Paper No. 8
Presentation Time: 10:20 AM

CONTROLS OF FUNCTIONAL GROUP CHEMISTRY ON CALCIUM CARBONATE NUCLEATION AND INSIGHTS FOR POLYMORPH SELECTION


DOVE, Patricia M.1, HAMM, Laura M.1, HAN, Nizhou1 and DE YOREO, James J.2, (1)Department of Geosciences, Virginia Tech, 4044 Derring Hall, Blacksburg, VA 24061, (2)Pacific Northwest National Laboratory, Richland, WA 99352, dove@vt.edu

Living organisms produce skeletal structures within a complex matrix of organic macromolecules that guide mineral nucleation and growth into the organic-inorganic composites we know as biominerals. The fossil record shows this type of template-directed mineralization dates to the Ediacaran (ca. 549 Ma). The mechanistic basis for how macromolecules control the nucleation kinetics and thermodynamics of carbonate polymorphs in template-directed nucleation is not well established.

We test the hypothesis that the kinetics and thermodynamics of calcium carbonate (CaCO3) formation is regulated by a systematic relationship to the functional group chemistry of macromolecules. A long-term goal is to establish the energetic basis for biochemical motifs that are seen (and not seen) at sites of calcification across the phylogenetic tree. We first measured nucleation rates on model biomolecular substrates with termini found in the proteins and polysaccharides of calcifying tissues (-COOH, -PO4, and -SH) and two alkanethiol chain lengths (16-C and 11-C) at variable chemical driving forces. Functional group chemistry and molecule conformation regulate rates by a predictable relation to interfacial free energy.

A second study tested the claim that Mg:Ca ratio determines the CaCO3 polymorph that forms by conducting a series of experiments using C16-COOH substrates, pH = 8.5-10.5, and variable solution Mg:Ca. Calcite is the only phase to nucleate until Mg:Ca exceeds approximately 2.5, above which vaterite precipitates as a rough film. There is no evidence for aragonite formation in any experiment.
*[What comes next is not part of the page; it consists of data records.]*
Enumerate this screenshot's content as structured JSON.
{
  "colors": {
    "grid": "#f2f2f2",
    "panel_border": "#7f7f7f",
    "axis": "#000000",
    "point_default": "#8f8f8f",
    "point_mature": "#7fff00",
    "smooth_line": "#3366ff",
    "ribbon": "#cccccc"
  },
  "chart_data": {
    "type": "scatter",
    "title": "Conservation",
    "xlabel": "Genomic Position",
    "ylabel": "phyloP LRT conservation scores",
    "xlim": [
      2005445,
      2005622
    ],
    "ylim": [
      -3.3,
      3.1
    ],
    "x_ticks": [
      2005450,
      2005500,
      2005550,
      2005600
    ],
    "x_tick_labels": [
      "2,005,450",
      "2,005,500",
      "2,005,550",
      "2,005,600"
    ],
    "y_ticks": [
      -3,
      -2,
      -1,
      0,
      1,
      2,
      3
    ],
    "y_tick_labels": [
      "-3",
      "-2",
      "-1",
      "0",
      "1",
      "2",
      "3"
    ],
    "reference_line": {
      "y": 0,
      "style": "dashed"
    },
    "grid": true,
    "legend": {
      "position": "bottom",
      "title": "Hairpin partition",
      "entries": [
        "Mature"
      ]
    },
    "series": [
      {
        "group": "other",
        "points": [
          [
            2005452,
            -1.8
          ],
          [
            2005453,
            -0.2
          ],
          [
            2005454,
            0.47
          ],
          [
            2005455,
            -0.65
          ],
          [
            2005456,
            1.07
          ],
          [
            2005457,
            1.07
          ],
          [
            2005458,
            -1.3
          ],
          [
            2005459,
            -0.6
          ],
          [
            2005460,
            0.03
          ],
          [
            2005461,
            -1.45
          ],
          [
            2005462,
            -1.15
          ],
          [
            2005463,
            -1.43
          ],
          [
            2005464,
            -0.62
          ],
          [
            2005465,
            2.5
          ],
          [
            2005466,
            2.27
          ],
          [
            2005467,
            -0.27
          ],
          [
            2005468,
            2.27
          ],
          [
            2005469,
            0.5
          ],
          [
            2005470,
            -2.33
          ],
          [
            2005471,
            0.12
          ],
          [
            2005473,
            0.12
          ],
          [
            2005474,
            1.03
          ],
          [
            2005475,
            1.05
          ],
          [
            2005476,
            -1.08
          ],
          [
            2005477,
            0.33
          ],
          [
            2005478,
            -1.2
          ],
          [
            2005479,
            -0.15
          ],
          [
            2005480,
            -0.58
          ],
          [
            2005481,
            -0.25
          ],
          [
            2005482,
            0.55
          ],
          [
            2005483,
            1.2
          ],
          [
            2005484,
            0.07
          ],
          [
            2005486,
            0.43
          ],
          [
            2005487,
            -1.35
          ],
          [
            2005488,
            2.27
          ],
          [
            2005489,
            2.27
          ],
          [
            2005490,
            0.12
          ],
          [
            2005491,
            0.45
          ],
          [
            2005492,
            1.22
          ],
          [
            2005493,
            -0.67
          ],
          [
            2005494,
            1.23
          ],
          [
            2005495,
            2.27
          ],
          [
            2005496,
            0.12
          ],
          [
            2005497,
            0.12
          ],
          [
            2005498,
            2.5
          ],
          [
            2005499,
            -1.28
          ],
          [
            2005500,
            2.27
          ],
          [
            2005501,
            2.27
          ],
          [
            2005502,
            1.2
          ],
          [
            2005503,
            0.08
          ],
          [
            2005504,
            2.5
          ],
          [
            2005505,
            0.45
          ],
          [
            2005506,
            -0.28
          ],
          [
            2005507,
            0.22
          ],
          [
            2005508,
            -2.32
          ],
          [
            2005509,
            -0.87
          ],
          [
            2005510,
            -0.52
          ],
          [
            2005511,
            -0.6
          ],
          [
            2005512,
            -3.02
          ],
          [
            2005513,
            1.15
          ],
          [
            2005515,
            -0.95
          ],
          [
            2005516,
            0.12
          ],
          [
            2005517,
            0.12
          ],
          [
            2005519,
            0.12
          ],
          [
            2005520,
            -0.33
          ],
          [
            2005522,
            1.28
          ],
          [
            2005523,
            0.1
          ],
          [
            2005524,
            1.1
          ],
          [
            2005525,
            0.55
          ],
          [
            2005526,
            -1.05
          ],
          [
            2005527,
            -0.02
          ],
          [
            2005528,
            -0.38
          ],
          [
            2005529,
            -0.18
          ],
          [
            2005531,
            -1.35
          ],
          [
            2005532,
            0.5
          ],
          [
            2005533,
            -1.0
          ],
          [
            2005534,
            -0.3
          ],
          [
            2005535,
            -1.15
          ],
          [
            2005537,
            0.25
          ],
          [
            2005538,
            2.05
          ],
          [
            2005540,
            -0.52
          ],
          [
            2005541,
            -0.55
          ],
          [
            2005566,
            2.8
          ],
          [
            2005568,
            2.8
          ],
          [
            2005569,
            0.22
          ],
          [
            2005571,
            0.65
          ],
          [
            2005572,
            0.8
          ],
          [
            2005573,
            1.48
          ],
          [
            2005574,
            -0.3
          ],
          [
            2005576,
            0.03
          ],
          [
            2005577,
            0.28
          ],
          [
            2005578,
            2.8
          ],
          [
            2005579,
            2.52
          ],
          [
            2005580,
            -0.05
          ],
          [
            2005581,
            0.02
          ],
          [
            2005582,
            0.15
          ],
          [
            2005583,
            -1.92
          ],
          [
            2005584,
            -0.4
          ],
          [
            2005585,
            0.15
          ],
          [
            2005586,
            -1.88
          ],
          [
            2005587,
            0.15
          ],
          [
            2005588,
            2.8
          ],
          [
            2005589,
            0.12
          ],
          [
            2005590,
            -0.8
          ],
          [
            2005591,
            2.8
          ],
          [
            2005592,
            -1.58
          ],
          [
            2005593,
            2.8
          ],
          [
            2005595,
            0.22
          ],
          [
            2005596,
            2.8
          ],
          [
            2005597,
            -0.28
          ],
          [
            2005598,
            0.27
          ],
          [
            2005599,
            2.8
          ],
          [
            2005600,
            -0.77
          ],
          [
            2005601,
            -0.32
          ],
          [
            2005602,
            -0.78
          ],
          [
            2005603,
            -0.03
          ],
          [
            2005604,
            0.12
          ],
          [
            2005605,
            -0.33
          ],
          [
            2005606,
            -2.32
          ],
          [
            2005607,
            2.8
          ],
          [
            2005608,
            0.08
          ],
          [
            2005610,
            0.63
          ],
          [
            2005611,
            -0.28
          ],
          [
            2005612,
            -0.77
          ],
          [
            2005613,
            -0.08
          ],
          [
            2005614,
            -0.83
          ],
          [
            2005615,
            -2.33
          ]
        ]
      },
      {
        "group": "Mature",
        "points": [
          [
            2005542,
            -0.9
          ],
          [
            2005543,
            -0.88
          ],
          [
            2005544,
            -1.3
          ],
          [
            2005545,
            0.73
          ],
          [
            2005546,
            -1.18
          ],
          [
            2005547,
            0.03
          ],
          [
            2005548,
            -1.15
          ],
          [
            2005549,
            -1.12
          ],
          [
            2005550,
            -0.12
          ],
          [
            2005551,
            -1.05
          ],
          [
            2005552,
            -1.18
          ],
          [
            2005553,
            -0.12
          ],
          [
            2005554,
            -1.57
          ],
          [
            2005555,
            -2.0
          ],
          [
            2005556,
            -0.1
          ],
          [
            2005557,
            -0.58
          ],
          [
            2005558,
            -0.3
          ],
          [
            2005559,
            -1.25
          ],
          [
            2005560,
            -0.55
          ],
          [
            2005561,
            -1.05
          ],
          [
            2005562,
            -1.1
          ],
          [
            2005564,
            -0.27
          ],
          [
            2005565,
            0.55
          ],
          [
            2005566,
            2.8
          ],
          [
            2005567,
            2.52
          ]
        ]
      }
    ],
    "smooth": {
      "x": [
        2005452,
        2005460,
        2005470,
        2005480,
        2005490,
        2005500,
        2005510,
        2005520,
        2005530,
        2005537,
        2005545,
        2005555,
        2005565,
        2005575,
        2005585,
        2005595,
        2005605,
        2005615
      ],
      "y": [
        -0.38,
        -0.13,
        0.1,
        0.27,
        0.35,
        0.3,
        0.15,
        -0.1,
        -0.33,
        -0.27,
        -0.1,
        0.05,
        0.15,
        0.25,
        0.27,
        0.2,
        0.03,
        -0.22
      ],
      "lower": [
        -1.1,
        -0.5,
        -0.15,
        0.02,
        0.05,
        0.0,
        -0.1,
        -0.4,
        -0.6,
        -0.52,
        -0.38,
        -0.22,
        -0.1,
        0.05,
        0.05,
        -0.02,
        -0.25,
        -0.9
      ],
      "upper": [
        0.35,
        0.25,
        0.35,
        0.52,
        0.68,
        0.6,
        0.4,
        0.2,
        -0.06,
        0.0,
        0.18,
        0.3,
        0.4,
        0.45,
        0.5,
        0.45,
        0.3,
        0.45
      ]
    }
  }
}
The findings demonstrate organic surfaces regulate the thermodynamic barrier to nucleation through interfacial free energy and suggest the need to revisit the assumption that polymorph selection is determined by solution Mg: Ca. This is consistent with evidence (Wang et al., 2012, Faraday Disc.) that kinetic factors regulate the pathway to calcite versus aragonite formation.